Nana Eziaku IV said the adversarial nature of judicial case settlement could never be compared to what the palaces used to do in the past and called for more attention to the palace as an avenue for Alternative Dispute Resolution.
The chief was speaking at a durbar organised by HURDS Foundation in partnership with the Commonwealth Human Rights Initiatives for two communities: Agona-Nkwanta in the Ahanta West District and Aboadze in the Shama District.
The two communities were exposed to opportunities in the Alternative Dispute Resolution Act and the Case Tracking System introduced in 2018 to ensure speedy as well as proper records of all cases in the Judicial system.
Superintendent Valentine Akposu, the District Commander of Ahanta West bemoaned the increasing rate of incest and other sexual offences in the area and urged them to be law abiding.

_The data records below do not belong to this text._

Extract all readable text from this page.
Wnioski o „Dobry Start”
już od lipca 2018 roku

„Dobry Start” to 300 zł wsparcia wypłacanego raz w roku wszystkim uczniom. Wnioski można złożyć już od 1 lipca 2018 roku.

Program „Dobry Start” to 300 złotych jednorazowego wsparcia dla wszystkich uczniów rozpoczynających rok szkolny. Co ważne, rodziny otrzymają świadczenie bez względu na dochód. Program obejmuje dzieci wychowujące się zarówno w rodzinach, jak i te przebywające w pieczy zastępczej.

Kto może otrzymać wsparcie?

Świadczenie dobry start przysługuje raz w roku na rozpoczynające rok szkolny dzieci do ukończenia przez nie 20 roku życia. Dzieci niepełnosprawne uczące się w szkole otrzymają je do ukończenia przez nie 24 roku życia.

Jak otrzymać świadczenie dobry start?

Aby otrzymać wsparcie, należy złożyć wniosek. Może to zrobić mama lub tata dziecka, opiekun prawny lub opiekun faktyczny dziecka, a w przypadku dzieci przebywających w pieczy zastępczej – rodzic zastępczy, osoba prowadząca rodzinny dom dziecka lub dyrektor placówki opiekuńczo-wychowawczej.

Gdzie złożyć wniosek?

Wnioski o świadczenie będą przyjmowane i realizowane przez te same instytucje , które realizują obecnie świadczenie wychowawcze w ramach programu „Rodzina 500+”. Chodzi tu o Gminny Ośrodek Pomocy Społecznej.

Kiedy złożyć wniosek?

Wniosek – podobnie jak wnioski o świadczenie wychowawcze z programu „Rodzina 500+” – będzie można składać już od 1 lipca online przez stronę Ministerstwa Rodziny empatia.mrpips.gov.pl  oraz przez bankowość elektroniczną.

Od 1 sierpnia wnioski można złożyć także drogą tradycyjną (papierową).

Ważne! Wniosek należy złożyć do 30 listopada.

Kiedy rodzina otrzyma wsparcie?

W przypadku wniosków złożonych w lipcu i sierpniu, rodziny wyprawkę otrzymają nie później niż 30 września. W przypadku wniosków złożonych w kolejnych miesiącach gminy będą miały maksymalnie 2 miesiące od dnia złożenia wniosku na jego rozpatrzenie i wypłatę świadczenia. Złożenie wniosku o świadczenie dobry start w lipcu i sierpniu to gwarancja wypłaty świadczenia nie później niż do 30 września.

He said the laws did not only protect the citizenry but also had punitive measures to ensure the sanctity of society.
Ms Eva Ankrah, the Executive Director of HURDS Foundation said there was a need for the amendment of the ADR Acts to include petty offences that had increased the overcrowding of the prisons.
She encouraged the communities to follow up on the Case Tracking System and use ADR for amicable settlement and peaceful coexistence.
She also encouraged the communities to be interested in issues such as the Case Tracking System and follow up to see how the mandated organisations were implementing it.